Hyperintense areas in brain MRI have been previously presented in SPG11 patients. However, this is not considered to be a specific finding of SPG11 [10]. At the same time, the thin corpus callosum detected in our case is an expected finding in SPG11 patients and has been reported in literature [11, 12].

In the literature of SPG11 patients, we found a similar situation for urinary incontinence in the case report of Winner et al., that they reported two German sisters with SPG11 [13]. However, the patient had a combined axonal loss and demyelinating sensory neuropathy that was not in our patient. Although our patient had pes cavus, a sign of neuropathy, the EMG result of the patient was normal.

Casali et al. reported 18 patients from 12 Italian families with HSP-TCC. Two of the families were consanguineous. The clinical phenotype was homogeneous: gait difficulties beginning at a median age of 13 (with a range of 4 to 20) and progressing impairement of ambulation for approximately 10 years. The age of onset was 8 years and impairement of ambulation appeared at 10 years of age in our patient [14].

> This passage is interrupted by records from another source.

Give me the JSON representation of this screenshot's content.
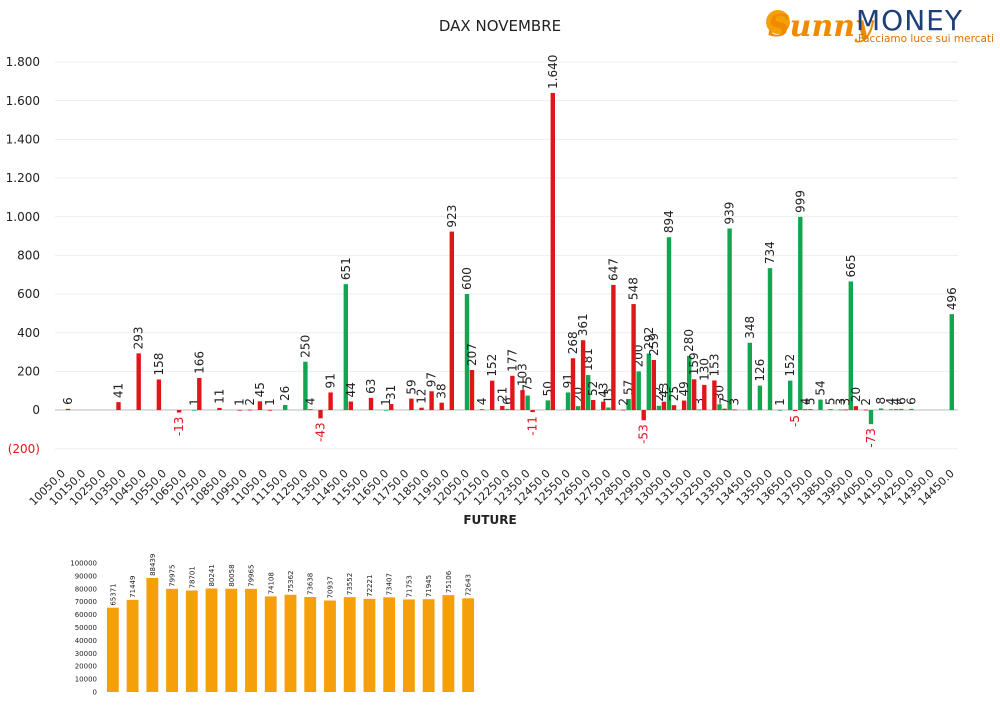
{
  "logo": {
    "brand": "Sunny",
    "name": "MONEY",
    "tagline": "Facciamo luce sui mercati"
  },
  "chart_data": [
    {
      "type": "bar",
      "title": "DAX NOVEMBRE",
      "categories": [
        "10050.0",
        null,
        "10150.0",
        null,
        "10250.0",
        null,
        "10350.0",
        null,
        "10450.0",
        null,
        "10550.0",
        null,
        "10650.0",
        null,
        "10750.0",
        null,
        "10850.0",
        null,
        "10950.0",
        null,
        "11050.0",
        null,
        "11150.0",
        null,
        "11250.0",
        null,
        "11350.0",
        null,
        "11450.0",
        null,
        "11550.0",
        null,
        "11650.0",
        null,
        "11750.0",
        null,
        "11850.0",
        null,
        "11950.0",
        null,
        "12050.0",
        null,
        "12150.0",
        null,
        "12250.0",
        null,
        "12350.0",
        null,
        "12450.0",
        null,
        "12550.0",
        null,
        "12650.0",
        null,
        "12750.0",
        null,
        "12850.0",
        null,
        "12950.0",
        null,
        "13050.0",
        null,
        "13150.0",
        null,
        "13250.0",
        null,
        "13350.0",
        null,
        "13450.0",
        null,
        "13550.0",
        null,
        "13650.0",
        null,
        "13750.0",
        null,
        "13850.0",
        null,
        "13950.0",
        null,
        "14050.0",
        null,
        "14150.0",
        null,
        "14250.0",
        null,
        "14350.0",
        null,
        "14450.0"
      ],
      "series": [
        {
          "color": "#12a650",
          "values": [
            null,
            null,
            null,
            null,
            null,
            null,
            null,
            null,
            null,
            null,
            null,
            null,
            null,
            1,
            null,
            null,
            null,
            null,
            null,
            null,
            null,
            null,
            26,
            null,
            250,
            null,
            null,
            null,
            651,
            null,
            null,
            null,
            1,
            null,
            null,
            null,
            null,
            null,
            null,
            null,
            600,
            null,
            null,
            null,
            6,
            null,
            75,
            null,
            50,
            null,
            91,
            20,
            181,
            null,
            13,
            null,
            57,
            200,
            292,
            22,
            894,
            null,
            280,
            3,
            null,
            30,
            939,
            null,
            348,
            126,
            734,
            1,
            152,
            999,
            5,
            54,
            5,
            3,
            665,
            null,
            -73,
            8,
            4,
            6,
            6,
            null,
            null,
            null,
            496
          ]
        },
        {
          "color": "#e0161b",
          "values": [
            6,
            null,
            null,
            null,
            null,
            41,
            null,
            293,
            null,
            158,
            null,
            -13,
            null,
            166,
            null,
            11,
            null,
            1,
            2,
            45,
            1,
            null,
            null,
            null,
            4,
            -43,
            91,
            null,
            44,
            null,
            63,
            null,
            31,
            null,
            59,
            12,
            97,
            38,
            923,
            null,
            207,
            4,
            152,
            21,
            177,
            103,
            -11,
            null,
            1640,
            null,
            268,
            361,
            52,
            43,
            647,
            2,
            548,
            -53,
            259,
            43,
            25,
            49,
            159,
            130,
            153,
            7,
            3,
            null,
            null,
            null,
            null,
            null,
            -5,
            4,
            null,
            null,
            null,
            3,
            20,
            2,
            null,
            null,
            4,
            null,
            null,
            null,
            null,
            null,
            null
          ],
          "value_labels": [
            null,
            null,
            null,
            null,
            null,
            null,
            null,
            null,
            null,
            null,
            null,
            null,
            null,
            null,
            null,
            null,
            null,
            null,
            null,
            null,
            null,
            null,
            null,
            null,
            null,
            null,
            null,
            null,
            null,
            null,
            null,
            null,
            null,
            null,
            null,
            null,
            null,
            null,
            null,
            null,
            null,
            null,
            null,
            null,
            null,
            null,
            null,
            null,
            "1.640",
            null,
            null,
            null,
            null,
            null,
            null,
            null,
            null,
            null,
            null,
            null,
            null,
            null,
            null,
            null,
            null,
            null,
            null,
            null,
            null,
            null,
            null,
            null,
            null,
            null,
            null,
            null,
            null,
            null,
            null,
            null,
            null,
            null,
            null,
            null,
            null,
            null,
            null,
            null,
            null
          ]
        }
      ],
      "ylim": [
        -200,
        1800
      ],
      "yticks": [
        {
          "value": -200,
          "label": "(200)"
        },
        0,
        {
          "value": 200,
          "label": "200"
        },
        {
          "value": 400,
          "label": "400"
        },
        {
          "value": 600,
          "label": "600"
        },
        {
          "value": 800,
          "label": "800"
        },
        {
          "value": 1000,
          "label": "1.000"
        },
        {
          "value": 1200,
          "label": "1.200"
        },
        {
          "value": 1400,
          "label": "1.400"
        },
        {
          "value": 1600,
          "label": "1.600"
        },
        {
          "value": 1800,
          "label": "1.800"
        }
      ],
      "grid": true
    },
    {
      "type": "bar",
      "title": "FUTURE",
      "color": "#f5a00a",
      "values": [
        65371,
        71449,
        88439,
        79975,
        78701,
        80241,
        80058,
        79965,
        74108,
        75362,
        73638,
        70937,
        73552,
        72221,
        73407,
        71753,
        71945,
        75106,
        72643
      ],
      "ylim": [
        0,
        100000
      ],
      "yticks": [
        0,
        10000,
        20000,
        30000,
        40000,
        50000,
        60000,
        70000,
        80000,
        90000,
        100000
      ],
      "grid": false
    }
  ]
}
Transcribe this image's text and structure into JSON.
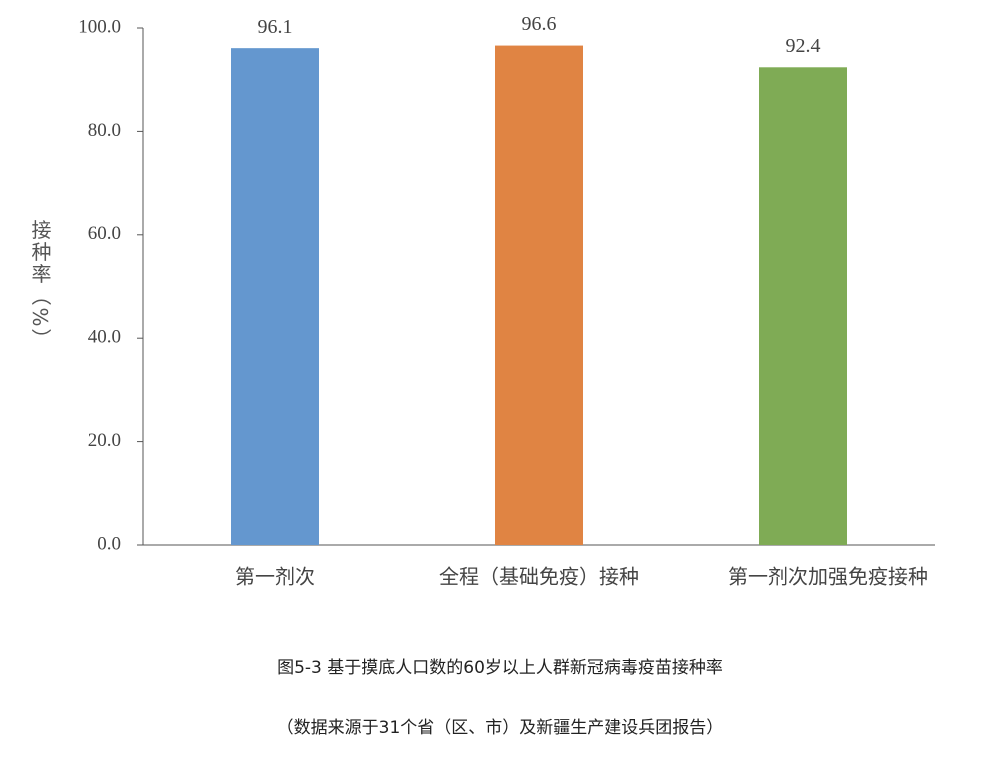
{
  "chart_data": {
    "type": "bar",
    "title": "图5-3  基于摸底人口数的60岁以上人群新冠病毒疫苗接种率",
    "subtitle": "（数据来源于31个省（区、市）及新疆生产建设兵团报告）",
    "y_label": "接种率（%）",
    "categories": [
      "第一剂次",
      "全程（基础免疫）接种",
      "第一剂次加强免疫接种"
    ],
    "values": [
      96.1,
      96.6,
      92.4
    ],
    "colors": [
      "#6497cf",
      "#e08443",
      "#7fab55"
    ],
    "ylim": [
      0,
      100
    ],
    "yticks": [
      {
        "value": 0,
        "label": "0.0"
      },
      {
        "value": 20,
        "label": "20.0"
      },
      {
        "value": 40,
        "label": "40.0"
      },
      {
        "value": 60,
        "label": "60.0"
      },
      {
        "value": 80,
        "label": "80.0"
      },
      {
        "value": 100,
        "label": "100.0"
      }
    ],
    "grid": false
  }
}
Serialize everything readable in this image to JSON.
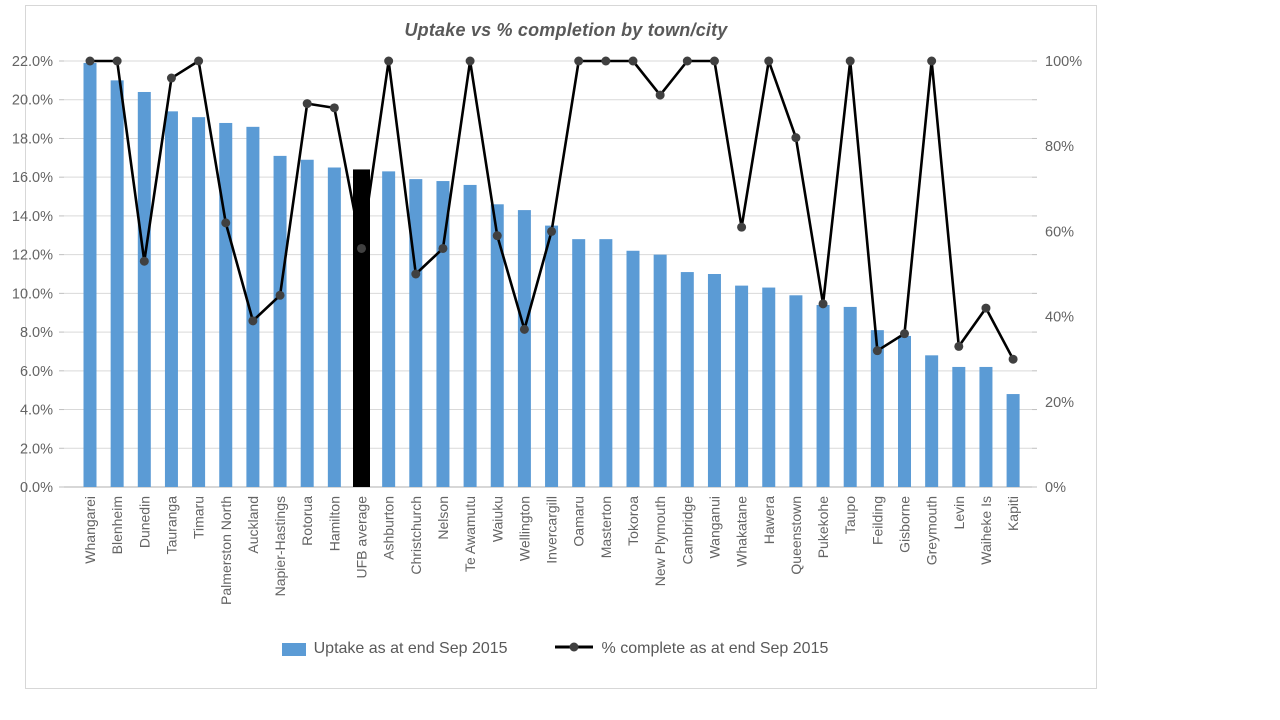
{
  "chart_data": {
    "type": "combo",
    "title": "Uptake vs % completion by town/city",
    "categories": [
      "Whangarei",
      "Blenheim",
      "Dunedin",
      "Tauranga",
      "Timaru",
      "Palmerston North",
      "Auckland",
      "Napier-Hastings",
      "Rotorua",
      "Hamilton",
      "UFB average",
      "Ashburton",
      "Christchurch",
      "Nelson",
      "Te Awamutu",
      "Waiuku",
      "Wellington",
      "Invercargill",
      "Oamaru",
      "Masterton",
      "Tokoroa",
      "New Plymouth",
      "Cambridge",
      "Wanganui",
      "Whakatane",
      "Hawera",
      "Queenstown",
      "Pukekohe",
      "Taupo",
      "Feilding",
      "Gisborne",
      "Greymouth",
      "Levin",
      "Waiheke Is",
      "Kapiti"
    ],
    "series": [
      {
        "name": "Uptake as at end Sep 2015",
        "type": "bar",
        "axis": "left",
        "unit": "%",
        "color": "#5B9BD5",
        "values": [
          21.9,
          21.0,
          20.4,
          19.4,
          19.1,
          18.8,
          18.6,
          17.1,
          16.9,
          16.5,
          16.4,
          16.3,
          15.9,
          15.8,
          15.6,
          14.6,
          14.3,
          13.5,
          12.8,
          12.8,
          12.2,
          12.0,
          11.1,
          11.0,
          10.4,
          10.3,
          9.9,
          9.4,
          9.3,
          8.1,
          7.8,
          6.8,
          6.2,
          6.2,
          4.8
        ]
      },
      {
        "name": "% complete as at end Sep 2015",
        "type": "line",
        "axis": "right",
        "unit": "%",
        "color": "#000000",
        "marker_color": "#404040",
        "values": [
          100,
          100,
          53,
          96,
          100,
          62,
          39,
          45,
          90,
          89,
          56,
          100,
          50,
          56,
          100,
          59,
          37,
          60,
          100,
          100,
          100,
          92,
          100,
          100,
          61,
          100,
          82,
          43,
          100,
          32,
          36,
          100,
          33,
          42,
          30
        ]
      }
    ],
    "highlight": {
      "category": "UFB average",
      "bar_color": "#000000"
    },
    "left_axis": {
      "min": 0,
      "max": 22,
      "step": 2,
      "tick_labels": [
        "0.0%",
        "2.0%",
        "4.0%",
        "6.0%",
        "8.0%",
        "10.0%",
        "12.0%",
        "14.0%",
        "16.0%",
        "18.0%",
        "20.0%",
        "22.0%"
      ]
    },
    "right_axis": {
      "min": 0,
      "max": 100,
      "step": 20,
      "tick_labels": [
        "0%",
        "20%",
        "40%",
        "60%",
        "80%",
        "100%"
      ]
    },
    "grid": true,
    "legend_position": "bottom",
    "colors": {
      "gridline": "#d9d9d9",
      "axis_line": "#bfbfbf",
      "tick": "#bfbfbf",
      "axis_text": "#646464",
      "title_text": "#595959"
    }
  }
}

As a summary, SPG11 presented with different clinical symptoms. Currently, neurodegenerative diseases began to diagnose easily with the advancement of genetic testing techniques. However, each mutation occurring in one gene may cause different clinical symptoms.

Conclusion

We determined the diagnosis based on molecular findings, thinning of corpus callosum (TCC), and in most cases, periventricular white matter abnormalities are detected in brain MRI. Therefore, the clinical and radiological findings supported our diagnosis. However, it should be considered that TCC is not a specific finding for SPG11. Patients should be evaluated with a comprehensive anamnesis, detailed clinical, laboratory, and imaging techniques because the better the clinical evaluation is, the more easily the mutation can be revealed.